“Coreform Cubit is critical to our ability to iterate quickly by enabling rapid meshing of complex geometries thanks to its API, compatibility with other modern tools, and its underlying capabilities.”
Paul Keutelian
Quartermaster Consulting
Overview
In this case study, we explore how Paul Keutelian, a systems and thermal fluids engineer with extensive experience in Coreform Cubit and MOOSE, leverages these tools to tackle complex simulation workflows in aerospace and nuclear industries. Through strategic use of these advanced software tools, Paul has streamlined his processes to achieve high-quality meshes and reliable simulations in a fraction of the time typically required. We provide insights into how Paul’s workflow enhances both the speed and accuracy of simulation efforts, ultimately enabling his teams to make informed design decisions rapidly.
Problem
Engineers working with complex simulations often face a range of challenges in preparing models for analysis. One common hurdle is managing large assemblies with numerous parts and intricate geometries. Without efficient tools and workflows, the preparation process can be time-consuming, involving repetitive tasks to clean up, decompose, and mesh geometry. Furthermore, achieving accurate simulations depends on the quality and consistency of the mesh, especially for assemblies with both simple and complex geometries.
Paul’s challenge was to develop a streamlined workflow for meshing and refining assemblies that minimizes the time and effort needed to achieve accurate results. He needed to isolate specific components quickly, set up automation to handle repetitive processes, and implement an effective strategy to mesh high-complexity parts. Additionally, the workflow had to enable reliable integration with simulation software like MOOSE, allowing for comprehensive analysis across a range of design scenarios.
Solution
To address these challenges, Paul developed a systematic approach for preparing and meshing assemblies using Coreform Cubit, with further automation and analysis in MOOSE. His workflow integrates several of Coreform Cubit’s powerful features, including CAD data import, geometry manipulation, similarity selection, compositing, and automation through Python scripting. This strategic approach allows Paul to handle complex assemblies with ease and adaptability, ensuring both speed and accuracy in simulation workflows.
1. Streamlined Assembly Decomposition and Selection
Paul starts by importing assemblies into Coreform Cubit and quickly isolating components of interest using the similarity selection tool. For example, when given a large vacuum chamber assembly containing specific heaters to be analyzed, he uses Coreform Cubit’s selection and filtering features to “clear out the materials that [he doesn’t] need,” reducing the entire assembly down to the key parts in under a minute.

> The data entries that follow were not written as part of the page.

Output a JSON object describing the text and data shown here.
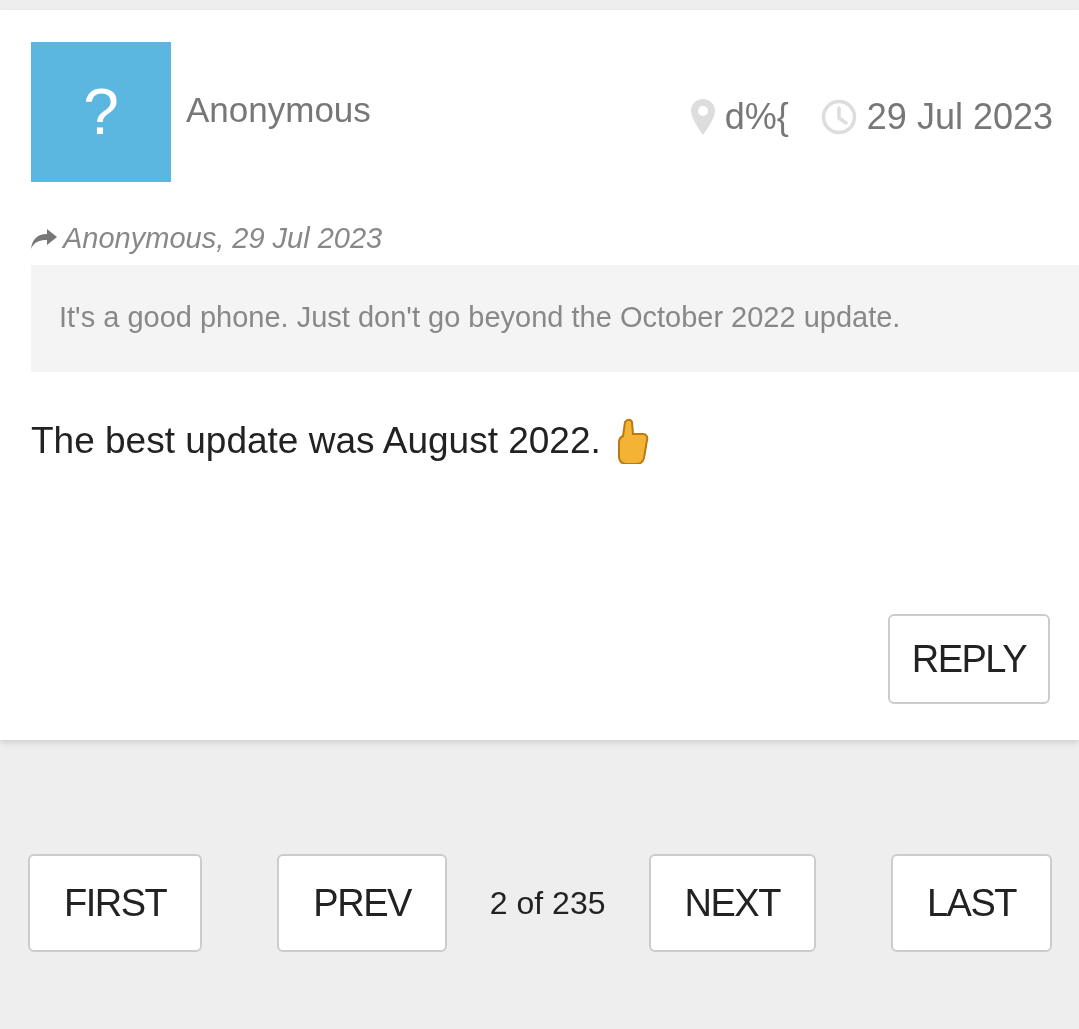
{
  "post": {
    "author": "Anonymous",
    "avatar": "?",
    "location": "d%{",
    "date": "29 Jul 2023",
    "quote": {
      "attribution": "Anonymous, 29 Jul 2023",
      "text": "It's a good phone. Just don't go beyond the October 2022 update."
    },
    "body": "The best update was August 2022.",
    "reply_button": "REPLY"
  },
  "pagination": {
    "first": "FIRST",
    "prev": "PREV",
    "page_info": "2 of 235",
    "next": "NEXT",
    "last": "LAST"
  }
}
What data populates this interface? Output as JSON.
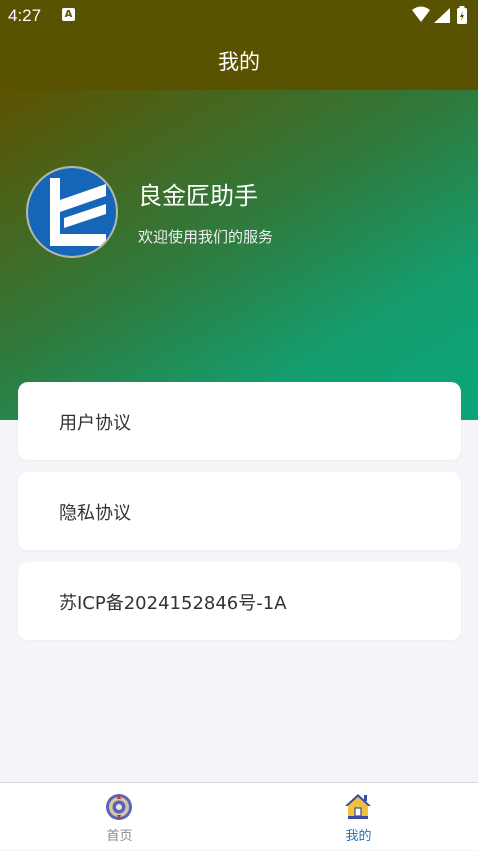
{
  "status_bar": {
    "time": "4:27",
    "notification_icon": "A"
  },
  "nav": {
    "title": "我的"
  },
  "profile": {
    "app_name": "良金匠助手",
    "subtitle": "欢迎使用我们的服务"
  },
  "menu": {
    "items": [
      {
        "label": "用户协议"
      },
      {
        "label": "隐私协议"
      },
      {
        "label": "苏ICP备2024152846号-1A"
      }
    ]
  },
  "tabbar": {
    "tabs": [
      {
        "label": "首页",
        "icon": "home-compass-icon",
        "active": false
      },
      {
        "label": "我的",
        "icon": "house-icon",
        "active": true
      }
    ]
  },
  "colors": {
    "nav_bg": "#595200",
    "gradient_start": "#5e5200",
    "gradient_end": "#0ba57a",
    "active_tab": "#2a6fb3",
    "inactive_tab": "#8a8a8a"
  }
}
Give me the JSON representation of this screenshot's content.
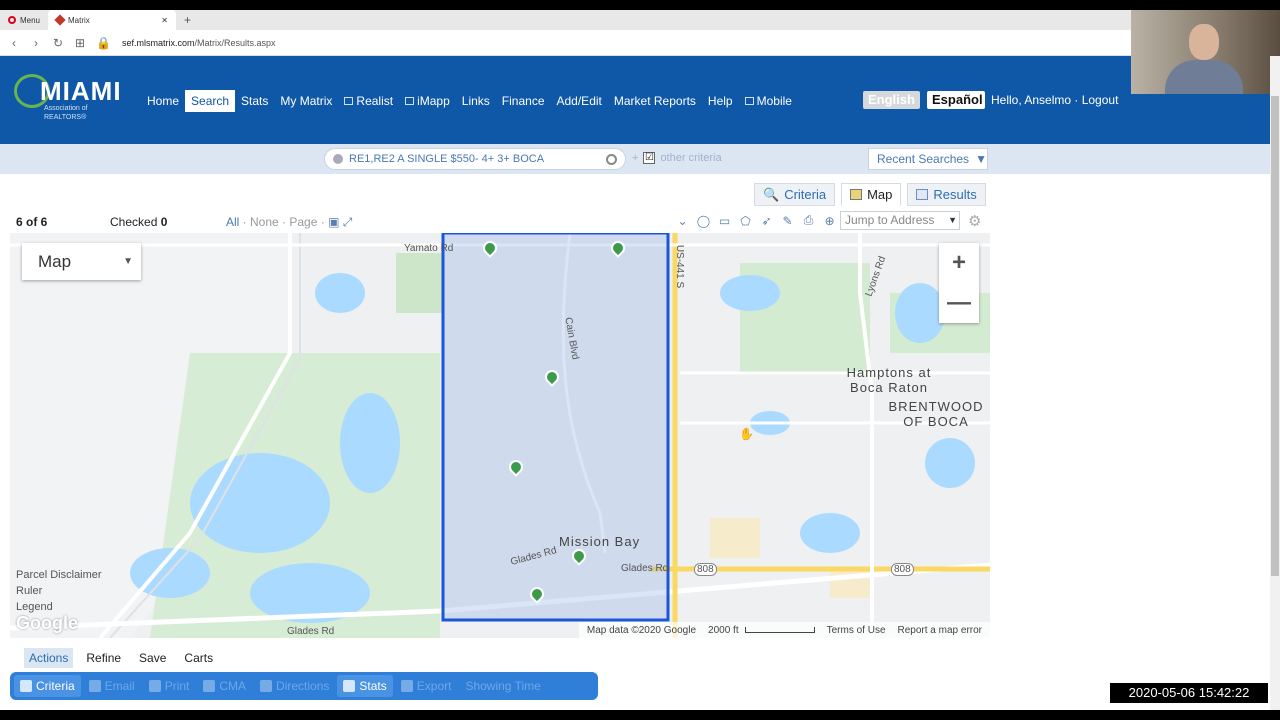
{
  "browser": {
    "opera_tab": "Menu",
    "active_tab": "Matrix",
    "url_host": "sef.mlsmatrix.com",
    "url_path": "/Matrix/Results.aspx"
  },
  "logo": {
    "title": "MIAMI",
    "subtitle": "Association of REALTORS®"
  },
  "nav": [
    "Home",
    "Search",
    "Stats",
    "My Matrix",
    "Realist",
    "iMapp",
    "Links",
    "Finance",
    "Add/Edit",
    "Market Reports",
    "Help",
    "Mobile"
  ],
  "lang": {
    "en": "English",
    "es": "Español"
  },
  "user": {
    "hello": "Hello, Anselmo · Logout"
  },
  "search": {
    "query": "RE1,RE2 A SINGLE $550- 4+ 3+ BOCA",
    "other_criteria": "other criteria",
    "checkmark": "☑",
    "recent": "Recent Searches"
  },
  "viewtabs": {
    "criteria": "Criteria",
    "map": "Map",
    "results": "Results"
  },
  "toolbar": {
    "count": "6 of 6",
    "checked_label": "Checked",
    "checked_count": "0",
    "all": "All",
    "none": "None",
    "page": "Page",
    "jump": "Jump to Address"
  },
  "map": {
    "type": "Map",
    "zoom_in": "+",
    "zoom_out": "—",
    "labels": {
      "yamato": "Yamato Rd",
      "cain": "Cain Blvd",
      "us441": "US-441 S",
      "lyons": "Lyons Rd",
      "hamptons": "Hamptons at Boca Raton",
      "brentwood": "BRENTWOOD OF BOCA",
      "mission": "Mission Bay",
      "glades1": "Glades Rd",
      "glades2": "Glades Rd",
      "glades3": "Glades Rd",
      "r808a": "808",
      "r808b": "808"
    },
    "parcel": "Parcel Disclaimer",
    "ruler": "Ruler",
    "legend": "Legend",
    "google": "Google",
    "attribution": "Map data ©2020 Google",
    "scale": "2000 ft",
    "terms": "Terms of Use",
    "report": "Report a map error"
  },
  "actions": {
    "tabs": [
      "Actions",
      "Refine",
      "Save",
      "Carts"
    ],
    "buttons": [
      "Criteria",
      "Email",
      "Print",
      "CMA",
      "Directions",
      "Stats",
      "Export",
      "Showing Time"
    ]
  },
  "timestamp": "2020-05-06  15:42:22",
  "colors": {
    "header": "#0f58a8",
    "polygon": "#1a56db",
    "accent": "#2f7fd9",
    "pin": "#3c9a4a"
  }
}
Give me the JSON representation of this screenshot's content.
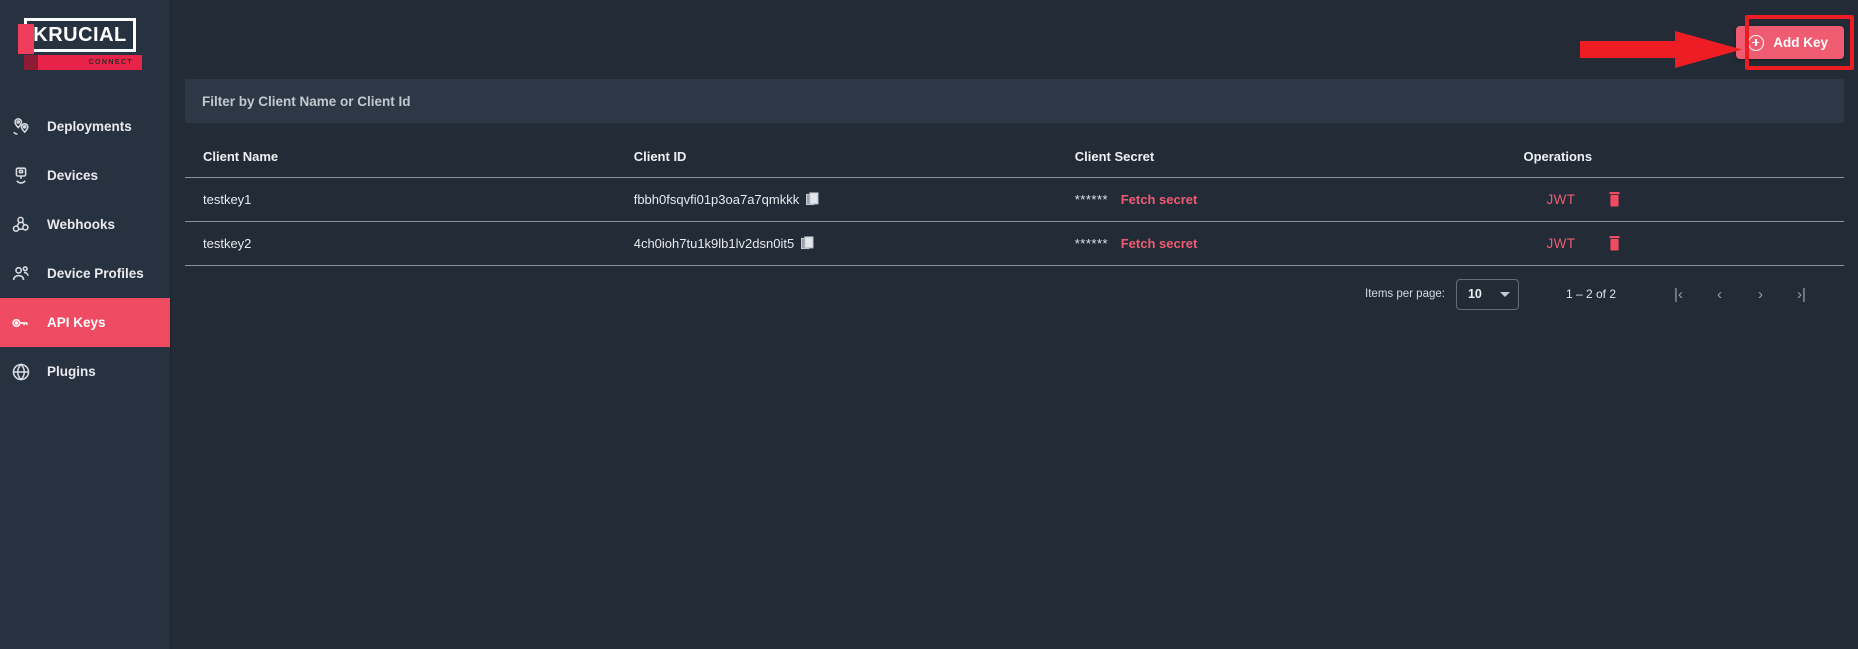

This new workflow promises to streamline simulations in industry applications, from initial design phases to benchmarking and validation for criticality safety and operational performance analysis. The results offer an accessible path for engineers and scientists to conduct high-fidelity multiphysics simulations without the constraints of traditional, complex data setups.
2. Automated Mesh Preparation Workflow
Using a customized toolbar, Paul created a step-by-step process that simplifies each stage of mesh preparation. He organizes the workflow into specific stages: decomposing parts, compositing, imprinting, merging, and then meshing. Paul notes that keeping this workflow in mind and maintaining a specific order prevents backtracking or inconsistent mesh results. This structured approach ensures consistency and quality in mesh preparation, even for intricate parts.
3. Advanced Automation with Python Scripting
Paul enhances his workflow by incorporating Python scripts that automate various processes, from reading input tables to adjusting mesh parameters. He manages these parameters in a single source of truth, a csv file, keeping test cases, configurations, and outputs together. This input file and a python script he explains, allows him to perform parameter sweeps and variable adjustments without manual input for each simulation, leveraging the Coreform Cubit Python API and the MOOSE command line and parameter sweeps. With this automated system, he can generate consistent meshing schemes for different parts of an assembly, especially when components share similar geometry.
4. Seamless Integration with MOOSE for Comprehensive Analysis
After completing mesh preparation in Coreform Cubit, Paul exports the mesh and test parameters as input data to MOOSE, where he uses the software’s parameter study capabilities to run simulations across various design conditions. This integration allows him to adjust simulation parameters dynamically via command-line inputs, supporting iterative testing without the need for constant file modifications. This flexibility has proven essential for running complex simulations efficiently, making it possible to test a range of scenarios and optimize designs accordingly.
Through these strategies, Paul has created an efficient, repeatable workflow for preparing and analyzing complex assemblies. His process leverages the full potential of Coreform Cubit and MOOSE, providing significant gains in speed and accuracy for high-stakes simulations in engineering fields.